Although there is general agreement that pulmonary capillaries restrict passage of proteins based on their size the selectivity properties of capillaries for differently charged macromolecules are more controversial. Tissue uptake and electron micrograph studies support a negative barrier hypothesis while acute lymph studies indicate a positive capillary barrier. We have proposed an interstitial cation exchange mechanism based on interstitial distribution studies of lactate dehydrogenase (LDH) isozymes which appears to reconcile these two positions. In the proposed research we will specifically characterize pulmonary endothelial permeability in terms of permeability-surface area products (PS) and reflection coefficients (sigma) for two globular proteins LDH 1 (pI=5.0) and LDH 5 (pI=7.9), which have the same molecular weight (140,000 MW) but different net charges at blood pH. Tissue clearances of LDH and in vivo osmotic pressures of negative and neutral dextrans will be used to minimize the effect of interstitial fixed negative charges on transport data. These studies should reveal the magnitude and surface charge of the endothelial layer itself. We will also determine how the interstitial and basement membrane charged groups affect the backward egress of anionic and cationic LDH isozymes from the interstitium across the capillaries and also from interstitium into pulmonary lymph. In addition, we will measure the transport rates of LDH isozymes across the airway epithelium into lymph and plasma. The role of polycation infusion (protamine sulphate, the charge on plasma colloids, and serum permeability factors in charge related permselectivity and overall microvascular protein and water permeability will also be studied. Because chemotaxis and activation of polymorphonuclear leukocytes (PMNs) appears to be charge related, the effects of polycation dose and polyanion intervention on PMN induced microvascular damage will be studied. These data should allow separation of charge permselectivity between solute and pore from interstitial charge effects, direct endothelial damage due to polycations, and PMN induced capillary damage caused by polycations. A second focus is a further characterization of pulmonary interstitial fluid conductance during oleic acid injury and at increased transpulmonary pressures.

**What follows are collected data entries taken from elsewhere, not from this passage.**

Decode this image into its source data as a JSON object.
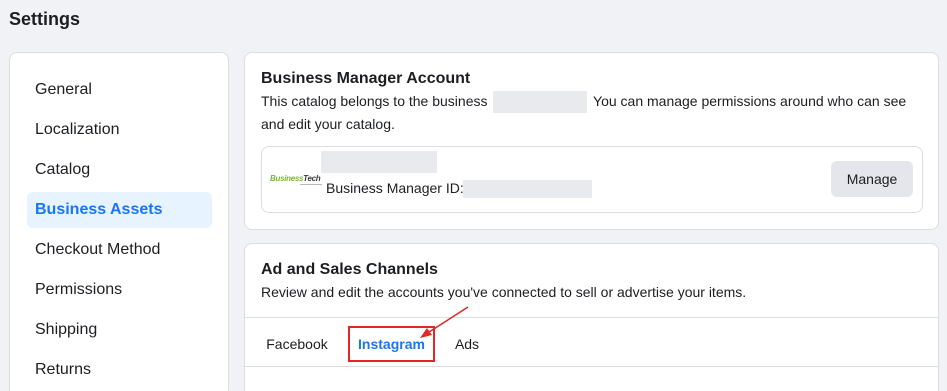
{
  "page": {
    "title": "Settings"
  },
  "sidebar": {
    "items": [
      {
        "label": "General",
        "active": false
      },
      {
        "label": "Localization",
        "active": false
      },
      {
        "label": "Catalog",
        "active": false
      },
      {
        "label": "Business Assets",
        "active": true
      },
      {
        "label": "Checkout Method",
        "active": false
      },
      {
        "label": "Permissions",
        "active": false
      },
      {
        "label": "Shipping",
        "active": false
      },
      {
        "label": "Returns",
        "active": false
      }
    ]
  },
  "business_manager": {
    "title": "Business Manager Account",
    "desc_part1": "This catalog belongs to the business",
    "desc_part2": "You can manage permissions around who can see",
    "desc_line2": "and edit your catalog.",
    "logo_text_green": "Business",
    "logo_text_dark": "Tech",
    "id_label": "Business Manager ID:",
    "manage_label": "Manage"
  },
  "channels": {
    "title": "Ad and Sales Channels",
    "description": "Review and edit the accounts you've connected to sell or advertise your items.",
    "tabs": [
      {
        "label": "Facebook",
        "active": false
      },
      {
        "label": "Instagram",
        "active": true
      },
      {
        "label": "Ads",
        "active": false
      }
    ]
  },
  "colors": {
    "accent": "#1877f2",
    "active_bg": "#e7f3ff",
    "annotation": "#e02828",
    "page_bg": "#f0f2f5"
  }
}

尽管人们普遍认为肺毛细血管根据蛋白质的大小和选择性限制蛋白质的通过不同电荷大分子的毛细管性质更具争议性。组织摄取与电子显微照片研究支持负屏障假说，而急性淋巴研究表明，存在正的毛细血管屏障。我们已经提出了一个基于间隙的间隙阳离子交换机制乳酸脱氢酶(LDH)同工酶的分布研究这似乎调和了这两种立场。在建议的我们将专门研究肺内皮细胞的特征以渗透率表示的渗透率-表面积乘积(PS) 和两种球形蛋白LDH的反射系数(Sigma) 1(pI=5.0)和LDH 5(pI=7.9)，具有相同的分子重量(140,000兆瓦)，但在血液pH值下净电荷不同。乳酸脱氢酶的组织清晰度和体内渗透压将使用负性和中性的右旋糖苷将影响降至最低关于运输数据的间隙固定负电荷。这些研究应该揭示这些物质的大小和表面电荷。内皮层本身。我们还将确定如何间质和基底膜带电基团影响阴阳离子乳酸脱氢酶同工酶的反向流出穿过毛细血管的间质，也从间质进入肺淋巴。此外，我们还将测量交通乳酸脱氢酶同工酶穿过呼吸道上皮进入淋巴的比率和血浆。多聚阳离子输注(硫酸鱼精蛋白，血浆胶体电荷和血清通透性因子电荷相关通透性与总微血管蛋白此外，还将研究透水性能。因为趋化性出现多形核白细胞(PMN)活化与电荷有关，聚阳离子剂量和聚阴离子的影响将对PMN诱导的微血管损伤进行干预学习。这些数据应允许分离电荷间隙电荷在溶质与孔道之间的渗透选择性聚阳离子引起的直接内皮损伤和中性粒细胞聚阳离子引起的毛细血管损伤。第二个焦点是肺间质积液的进一步特征油酸损伤和AT升高时的电导经肺压力。